Both sides claimed the victory in the Sunday's battle. The Confederates claimed to have driven off the "Monitor," and stated that Jones had waited for some time for her to renew the fight, before he turned back to Norfolk. The Federals argued that the object of the "Merrimac" was to destroy the "Minnesota," and the "Monitor" had prevented this, and was therefore the victor. The frigate was successfully floated next tide. Sometimes the fight is described as a drawn battle, but most writers on the subject accept the Federal contention, and give the honours of the day to the little turret-ship.

The battle of Hampton Roads was notable, however, not so much for its immediate results, as for its effect on naval opinion and policy. It finally closed the era of unarmoured ships; it led to a perhaps exaggerated importance being attached to the ram as a weapon of attack; and it led to a very general adoption of the armoured turret, and for a while to the building of low-freeboard turret-ships in various navies. It was not till long after that the story of the "Monitor's" perilous voyage from New York was told, and thus even in America it was not realized that the "Monitor" type was fit only for smooth waters, and was ill adapted for sea-going ships. On the Federal side there was a kind of enthusiasm for the "Monitor." Numbers of low-freeboard turret-ships of somewhat larger size, and with improved details, were built for the United States, and even the failure of Admiral Dupont's "Monitor" fleet in the attack on the Charleston batteries did not convince the Navy Department that the type was defective. Ericsson's building of the "Monitor" to meet the emergency of 1862 was a stroke of genius, but its success had for a long time a misleading effect on the development of naval construction in the United States.

The "Merrimac" was abandoned and burned by the Confederates a few weeks later when they evacuated Norfolk and the neighbourhood. At the end of the year the "Monitor" was ordered to Charleston. She started in tow of a powerful tug, but the fate she had so narrowly escaped on her first voyage overtook her. She was caught in a gale off Cape Hatteras on the evening of 31 December, 1862. The tow-ropes had to be cut, and shortly after midnight the "Monitor" sank ten miles off the Cape. Several of her officers and men went down with her. The rest were rescued by the tug, with great difficulty.
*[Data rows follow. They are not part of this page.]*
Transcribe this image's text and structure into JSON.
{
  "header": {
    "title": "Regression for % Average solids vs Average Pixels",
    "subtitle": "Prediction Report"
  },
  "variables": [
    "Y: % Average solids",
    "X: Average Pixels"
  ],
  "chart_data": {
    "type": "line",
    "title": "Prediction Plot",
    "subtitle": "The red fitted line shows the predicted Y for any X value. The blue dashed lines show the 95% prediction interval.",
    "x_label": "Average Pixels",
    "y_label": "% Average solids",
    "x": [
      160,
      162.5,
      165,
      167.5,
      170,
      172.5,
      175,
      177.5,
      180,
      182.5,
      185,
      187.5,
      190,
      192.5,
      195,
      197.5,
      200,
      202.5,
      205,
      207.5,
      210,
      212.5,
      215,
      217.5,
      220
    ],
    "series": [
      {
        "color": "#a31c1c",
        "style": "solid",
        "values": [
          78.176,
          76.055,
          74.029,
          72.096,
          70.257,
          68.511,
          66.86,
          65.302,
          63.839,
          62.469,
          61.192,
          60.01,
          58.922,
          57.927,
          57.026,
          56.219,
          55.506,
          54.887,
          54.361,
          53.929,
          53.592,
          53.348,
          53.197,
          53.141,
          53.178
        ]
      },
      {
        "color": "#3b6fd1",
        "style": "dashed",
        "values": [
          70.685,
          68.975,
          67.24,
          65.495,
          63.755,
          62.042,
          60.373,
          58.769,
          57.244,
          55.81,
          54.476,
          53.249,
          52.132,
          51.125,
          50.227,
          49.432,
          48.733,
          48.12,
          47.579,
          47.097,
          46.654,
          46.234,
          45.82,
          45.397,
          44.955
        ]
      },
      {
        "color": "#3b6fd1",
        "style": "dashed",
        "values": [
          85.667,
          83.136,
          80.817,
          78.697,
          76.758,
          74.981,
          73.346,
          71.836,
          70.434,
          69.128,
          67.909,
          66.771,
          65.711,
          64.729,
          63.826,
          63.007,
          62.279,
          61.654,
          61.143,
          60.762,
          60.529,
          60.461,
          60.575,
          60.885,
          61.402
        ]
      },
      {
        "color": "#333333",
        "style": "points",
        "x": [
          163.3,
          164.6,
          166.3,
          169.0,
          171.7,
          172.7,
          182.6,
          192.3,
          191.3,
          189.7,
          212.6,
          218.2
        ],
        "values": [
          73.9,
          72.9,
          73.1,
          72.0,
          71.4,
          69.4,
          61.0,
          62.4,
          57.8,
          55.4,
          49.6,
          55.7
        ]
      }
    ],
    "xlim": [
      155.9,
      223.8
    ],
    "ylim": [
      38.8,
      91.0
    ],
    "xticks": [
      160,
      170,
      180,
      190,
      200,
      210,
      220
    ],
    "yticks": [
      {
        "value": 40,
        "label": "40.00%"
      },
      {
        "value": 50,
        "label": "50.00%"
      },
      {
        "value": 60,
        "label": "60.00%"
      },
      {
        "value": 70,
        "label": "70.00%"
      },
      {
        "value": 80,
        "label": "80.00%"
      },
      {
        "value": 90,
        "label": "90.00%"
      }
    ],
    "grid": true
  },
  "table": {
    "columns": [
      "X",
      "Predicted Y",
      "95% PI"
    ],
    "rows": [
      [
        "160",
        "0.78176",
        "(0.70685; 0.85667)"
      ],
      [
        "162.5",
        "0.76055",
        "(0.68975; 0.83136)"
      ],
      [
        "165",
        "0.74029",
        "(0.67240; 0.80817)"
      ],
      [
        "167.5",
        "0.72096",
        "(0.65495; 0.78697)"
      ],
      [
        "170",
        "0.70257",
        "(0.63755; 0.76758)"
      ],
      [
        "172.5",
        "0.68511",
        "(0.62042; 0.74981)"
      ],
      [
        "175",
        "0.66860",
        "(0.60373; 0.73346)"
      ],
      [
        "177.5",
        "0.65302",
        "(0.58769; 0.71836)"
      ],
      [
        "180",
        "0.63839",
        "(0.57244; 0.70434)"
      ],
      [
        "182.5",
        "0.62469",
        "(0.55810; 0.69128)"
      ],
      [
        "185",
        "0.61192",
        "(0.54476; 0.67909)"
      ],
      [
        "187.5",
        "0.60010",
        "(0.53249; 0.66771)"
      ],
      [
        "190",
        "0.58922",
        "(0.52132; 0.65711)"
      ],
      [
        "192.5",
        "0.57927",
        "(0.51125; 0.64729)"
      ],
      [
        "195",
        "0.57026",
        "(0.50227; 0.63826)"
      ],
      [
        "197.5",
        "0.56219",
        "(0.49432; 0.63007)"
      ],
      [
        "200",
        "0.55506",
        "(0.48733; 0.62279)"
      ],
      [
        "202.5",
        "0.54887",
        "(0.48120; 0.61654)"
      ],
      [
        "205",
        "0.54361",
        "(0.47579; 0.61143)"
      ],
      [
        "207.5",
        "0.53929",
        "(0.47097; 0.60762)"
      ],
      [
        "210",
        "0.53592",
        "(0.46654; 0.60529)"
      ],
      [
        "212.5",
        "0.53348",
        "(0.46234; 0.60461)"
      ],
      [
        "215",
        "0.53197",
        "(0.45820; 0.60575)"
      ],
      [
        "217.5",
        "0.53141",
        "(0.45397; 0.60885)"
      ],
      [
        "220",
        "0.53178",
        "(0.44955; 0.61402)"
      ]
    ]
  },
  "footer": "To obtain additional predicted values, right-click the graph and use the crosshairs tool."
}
Had the wind blown a little harder during the "Monitor's" first voyage from New York, or had the tow-rope to which she hung parted, there is no doubt she would have gone down in the same way. In that case the course of history would have been different, for the "Merrimac" would have been undisputed master of the Atlantic coast, and have driven off or destroyed every ship of the blockading squadrons. The fates of nations sometimes depend on trifles. That of the American Union depended for some hours on the soundness of the hawser by which the "Monitor" hung on to the tug-boat "Seth Low" of New York.